Dec. 9, 2015
BLOOMINGTON, Ill.— Shinnosuke (Shin) Sawada gingerly flips the clasps of a thin wooden box and unfolds a floral-print cloth, uncovering a rectangular object that he places on the table in front of him. Possessing a delicate beauty that belies its usefulness, the abacus, Sawada explained, has been used for thousands of years in his native Japan and elsewhere throughout the world to perform quick mental calculations — helping people from merchants to students in their daily lives. Yet the abacus has never caught on as a learning tool in the United States. Relegated to the waiting rooms of doctor’s offices or left to gather dust in a basement, the abacus is seen as a mere plaything. Sawada is aiming to change that perception in the Bloomington-Normal area.
An exchange student from Toyko’s Keio University majoring in economics and sociology at Illinois Wesleyan University, Sawada was perplexed by Americans’ lack of interest in the abacus. Called a soroban in Japanese, the abacus has been used since the 14th century and is still widely taught in Japanese primary schools — primarily as an aid to faster mental calculation. Using the visual imagery of a soroban, students can arrive at the answer to a problem at the same time, or even faster, than using an electronic calculator.
Once Sawada takes on a mental calculation himself, it becomes apparent that this fact is no exaggeration. The playful rolling of the abacus with his hand guiding it along as a skateboard vanishes. Problem number one is 7,263 divided by 415. Three seconds later, Sawada declares “17.501,” with an air of such certainty that a glance at a calculator is hardly necessary to verify his answer. His fingers move over the abacus so quickly it’s difficult to imagine that a calculation is taking place in his mind. When questioned if his prodigious math ability is a natural or learned trait, Sawada hesitates. “A little bit between the both,” he answers with humility, although he demurely adds that he was the National Abacus Champion in Japan at the age of 12.
In his first semester at Illinois Wesleyan, Sawada found a way to bring greater appreciation for the abacus to Bloomington-Normal through the Action Research Seminar. This course focuses on bettering the Bloomington-Normal community through innovative student-led projects. Deborah Halperin, director of the Action Research Seminar, asks students to create a community outreach project. Sawada focused on the abacus, and began by teaching other students in the seminar how to use one. Tia Patsavas ’16, one of Sawada’s seminar classmates, points out that even though she had never used an abacus, Sawada made it easy for her to understand. This success in class encouraged him to take the leap from teaching university students to teaching children in the community.
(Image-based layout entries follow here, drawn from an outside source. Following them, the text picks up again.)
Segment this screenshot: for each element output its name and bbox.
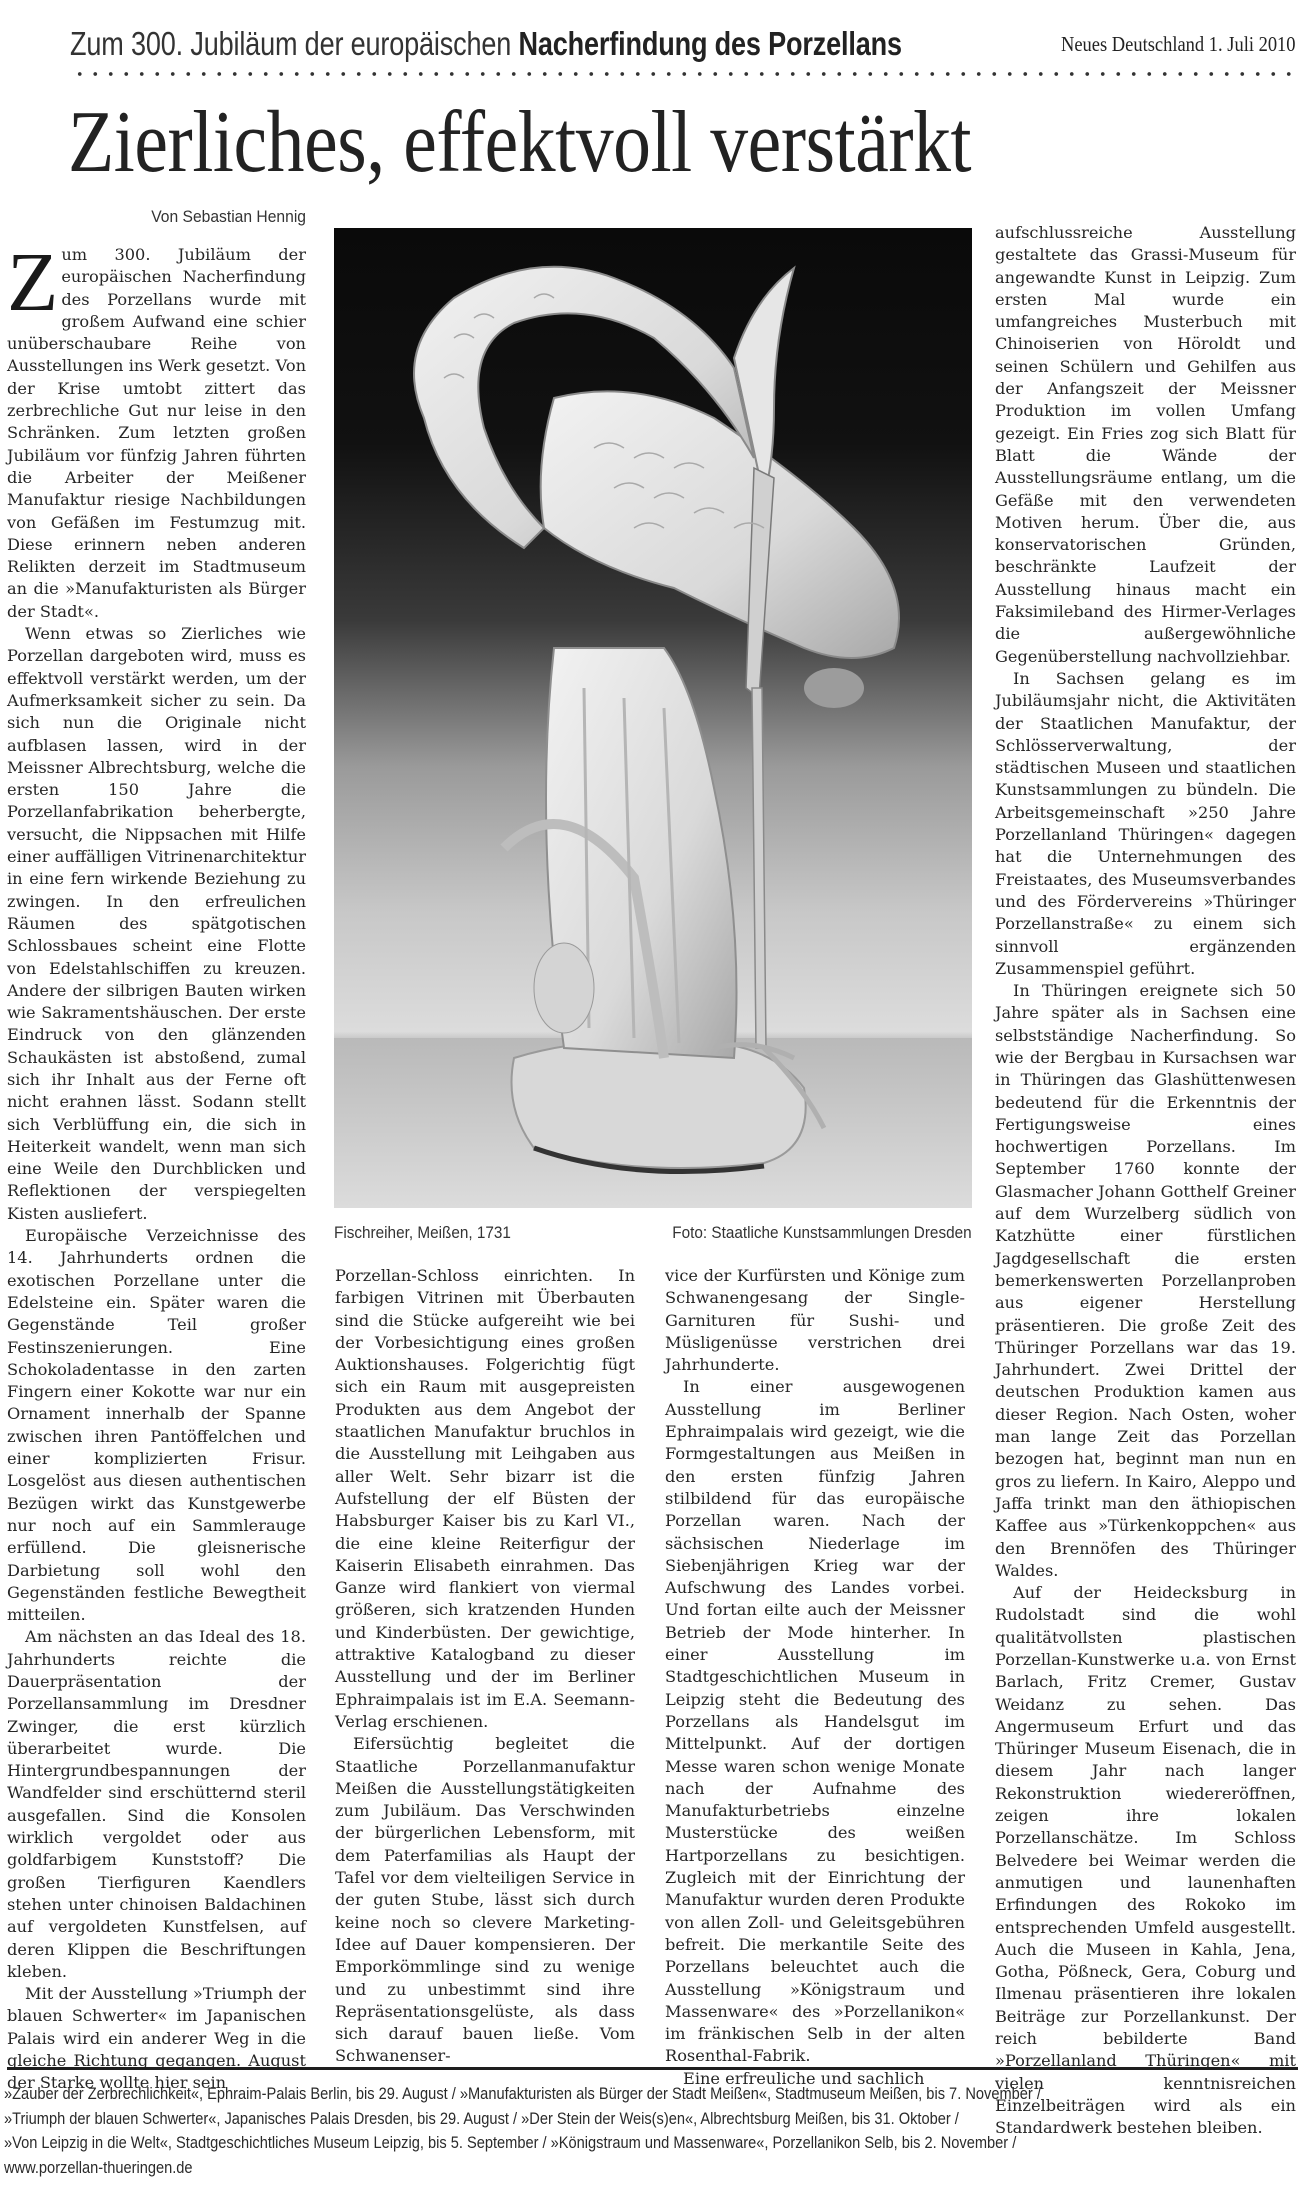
article-column-1: Von Sebastian Hennig Zum 300. Jubiläum d… bbox=[7, 206, 306, 2095]
kicker-bold: Nacherfindung des Porzellans bbox=[519, 25, 902, 62]
article-column-3: vice der Kurfürsten und Könige zum Schwa… bbox=[665, 1265, 965, 2090]
paragraph: Zum 300. Jubiläum der europäischen Nache… bbox=[7, 244, 306, 623]
paragraph: Wenn etwas so Zierliches wie Porzellan d… bbox=[7, 623, 306, 1225]
exhibition-list: »Zauber der Zerbrechlichkeit«, Ephraim-P… bbox=[4, 2082, 1304, 2180]
paragraph: Mit der Ausstellung »Triumph der blauen … bbox=[7, 1983, 306, 2094]
paragraph: In Thüringen ereignete sich 50 Jahre spä… bbox=[995, 980, 1296, 1582]
paragraph: In Sachsen gelang es im Jubiläumsjahr ni… bbox=[995, 668, 1296, 980]
paragraph: vice der Kurfürsten und Könige zum Schwa… bbox=[665, 1265, 965, 1376]
publication-source: Neues Deutschland 1. Juli 2010 bbox=[1061, 30, 1296, 58]
article-column-2: Porzellan-Schloss einrichten. In farbige… bbox=[335, 1265, 635, 2068]
paragraph: Auf der Heidecksburg in Rudolstadt sind … bbox=[995, 1582, 1296, 2139]
heron-figurine-illustration bbox=[334, 228, 972, 1208]
kicker-light: Zum 300. Jubiläum der europäischen bbox=[70, 25, 519, 62]
exhibition-line: »Von Leipzig in die Welt«, Stadtgeschich… bbox=[4, 2131, 1122, 2156]
paragraph: Eifersüchtig begleitet die Staatliche Po… bbox=[335, 1733, 635, 2067]
paragraph: aufschlussreiche Ausstellung gestaltete … bbox=[995, 222, 1296, 668]
footer-rule bbox=[7, 2067, 1298, 2070]
headline: Zierliches, effektvoll verstärkt bbox=[68, 88, 971, 198]
photo-caption: Fischreiher, Meißen, 1731 bbox=[334, 1222, 511, 1244]
dotted-divider bbox=[72, 70, 1302, 78]
photo-credit: Foto: Staatliche Kunstsammlungen Dresden bbox=[673, 1222, 972, 1244]
byline: Von Sebastian Hennig bbox=[31, 206, 306, 228]
article-column-4: aufschlussreiche Ausstellung gestaltete … bbox=[995, 222, 1296, 2140]
paragraph: In einer ausgewogenen Ausstellung im Ber… bbox=[665, 1376, 965, 2067]
heron-photo bbox=[334, 228, 972, 1208]
kicker: Zum 300. Jubiläum der europäischen Nache… bbox=[70, 22, 1300, 66]
paragraph: Europäische Verzeichnisse des 14. Jahrhu… bbox=[7, 1225, 306, 1626]
drop-cap: Z bbox=[7, 246, 58, 314]
kicker-text: Zum 300. Jubiläum der europäischen Nache… bbox=[70, 22, 902, 66]
paragraph: Porzellan-Schloss einrichten. In farbige… bbox=[335, 1265, 635, 1733]
exhibition-line: »Triumph der blauen Schwerter«, Japanisc… bbox=[4, 2107, 1122, 2132]
paragraph: Am nächsten an das Ideal des 18. Jahrhun… bbox=[7, 1626, 306, 1983]
website-link[interactable]: www.porzellan-thueringen.de bbox=[4, 2156, 1122, 2181]
exhibition-line: »Zauber der Zerbrechlichkeit«, Ephraim-P… bbox=[4, 2082, 1122, 2107]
Sawada didn’t just teach youngsters how to use the abacus — he also taught them how to build them. With help from Illinois Wesleyan students, Boys and Girls Club members, and volunteers from the local Tool Library (an organization at which Sawada has also volunteered), Sawada constructed simple wooden abacuses at the Children’s Discovery Museum in Normal. In total, the group assembled about 32 of the handmade “calculators.” The same day, Sawada taught the children how to use the their new tools. “Nobody knew how to use the abacus,” he said. “I’m glad that they can calculate on their own by using them. They were also excited to make an abacus and to use it on their own.”
Sawada is clearly comfortable in the role of teacher. Cheerful and with a smile that rarely leaves his face, Sawada has the ability to patiently explain the ins-and-outs of the abacus in a manner that even a novice would understand as he slowly moves the abacus beads up and down, occasionally referring to his self-created diagrams to clear up any confusion. His teaching experiences began after high school, when he volunteered this past summer with Teach for Japan. Mentoring and tutoring students from low-income areas of Tokyo, Sawada’s interest was piqued by the disparities in education levels between Japan’s affluent students and their less wealthy counterparts. Economists have dubbed this problem in Japan the “education gap.”
The experience also sparked an interest in education issues related to labor and community development. A big attraction for Sawada to study at Illinois Wesleyan was the Action Research Center, its focus on community development and a student’s ability to work on original projects. In ways that surprise even him, the abacus has become a tool that has connected him deeply to the Bloomington-Normal community. He feels real joy when seeing a younger person learn the power of this ancient tool.
Even though his coursework with the Action Research Center is complete, Sawada plans to continue to teach the abacus through the Boys and Girls Club. “I’m excited when the children are excited to use the abacus on their own,” he said. “It makes me feel good when they can begin to calculate on their own using it.” He hopes one day to combine his interests in economics and sociology to conduct in-depth investigations comparing community development in the U.S. with that in Japan.
Long term, Sawada has set his sights on bringing the abacus to an even broader audience. “My dream is that the abacus will be adapted in U.S. elementary education just as it is in the Japanese system.”